Guarulhos, 06 de dezembro de 2001

Fonte: VALDO CRUZ – Diretor-Executivo da Folha de S.Paulo, em Brasília e SÍLVIA MUGNATTO da Folha de S.Paulo, em Brasília

A valorização do real já preocupa setores do governo. Comemorada inicialmente, a queda no valor do dólar já está levando gente dentro do governo a defender uma cotação mínima de R$ 2,40 para a moeda norte-americana.

Para esses setores, o Banco Central deveria inclusive comprar dólares caso ocorra uma queda excessiva da cotação, algo abaixo dos R$ 2,40. Ontem, o dólar fechou o dia cotado a R$ 2,437.

Uma valorização acentuada do real poderia reduzir o ritmo de recuperação dos superávits na balança comercial, considerados essenciais para a redução da vulnerabilidade externa brasileira.

Com o dólar na casa dos R$ 2,45, o governo aposta num superávit da balança entre US$ 6 bilhões e US$ 7 bilhões em 2002, o ano da sucessão presidencial. Atacar aquele que é considerado o principal entrave para o crescimento do país -a sua dependência excessiva de capital externo- seria um trunfo na campanha tucana.
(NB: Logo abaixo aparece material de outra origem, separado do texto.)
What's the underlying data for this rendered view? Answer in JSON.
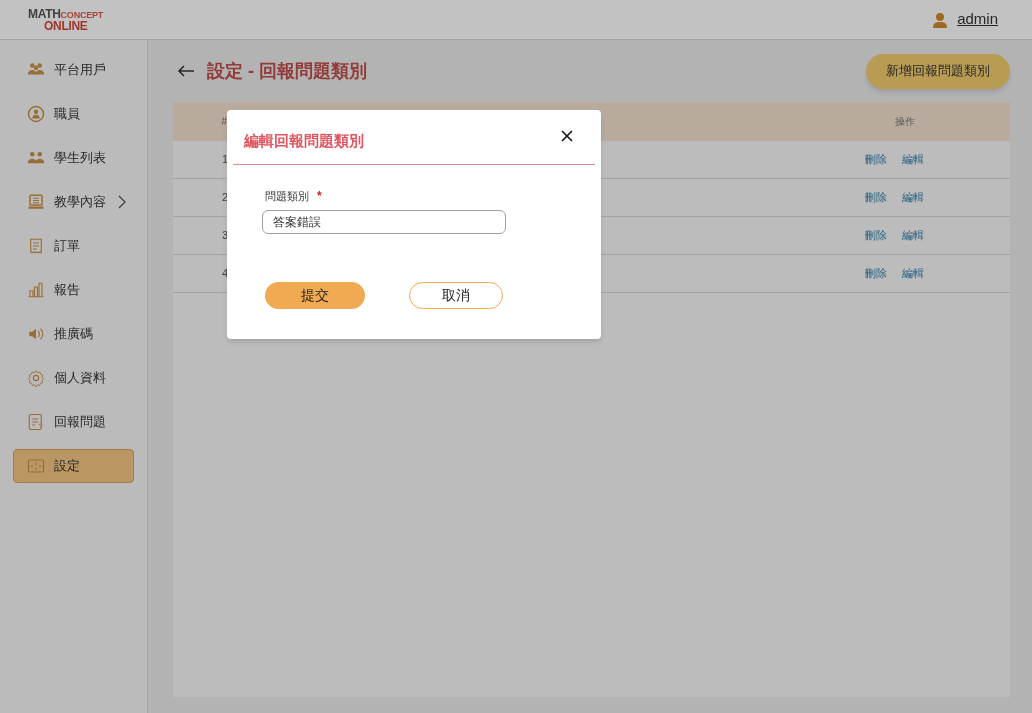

O sistema cambial brasileiro hoje é o da flutuação suja, no qual o preço do dólar varia de acordo com o mercado. O BC, porém, atua comprando ou vendendo quando enxerga movimentos bruscos da taxa tanto para cima como para baixo.

Depois dos atentados nos Estados Unidos, o dólar subiu e atingiu R$ 2,84. A média das taxas dos títulos vendidos pelo Tesouro no período foi de R$ 2,74.

A disparada do dólar levou o BC a vender títulos indexados à correção cambial e a fazer pequenas intervenções no mercado, vendendo US$ 50 milhões por dia para dar mais liquidez aos negócios.

Essa estratégia só foi abandonada com os atentados ocorridos em 11 de setembro. Entre os dias 11 e 13 de setembro, o BC vendeu US$ 370 milhões no mercado. Desde os ataques terroristas, já foram vendidos US$ 3,17 bilhões.

Como as medidas não estavam surtindo o efeito esperado, o governo também reduziu o poder de compra de dólar por parte dos bancos, o que acabou ajudando a conter a alta. A queda na taxa de câmbio se acentuou após o anúncio do pacote argentino que definiu o formato da reestruturação da dívida naquele país.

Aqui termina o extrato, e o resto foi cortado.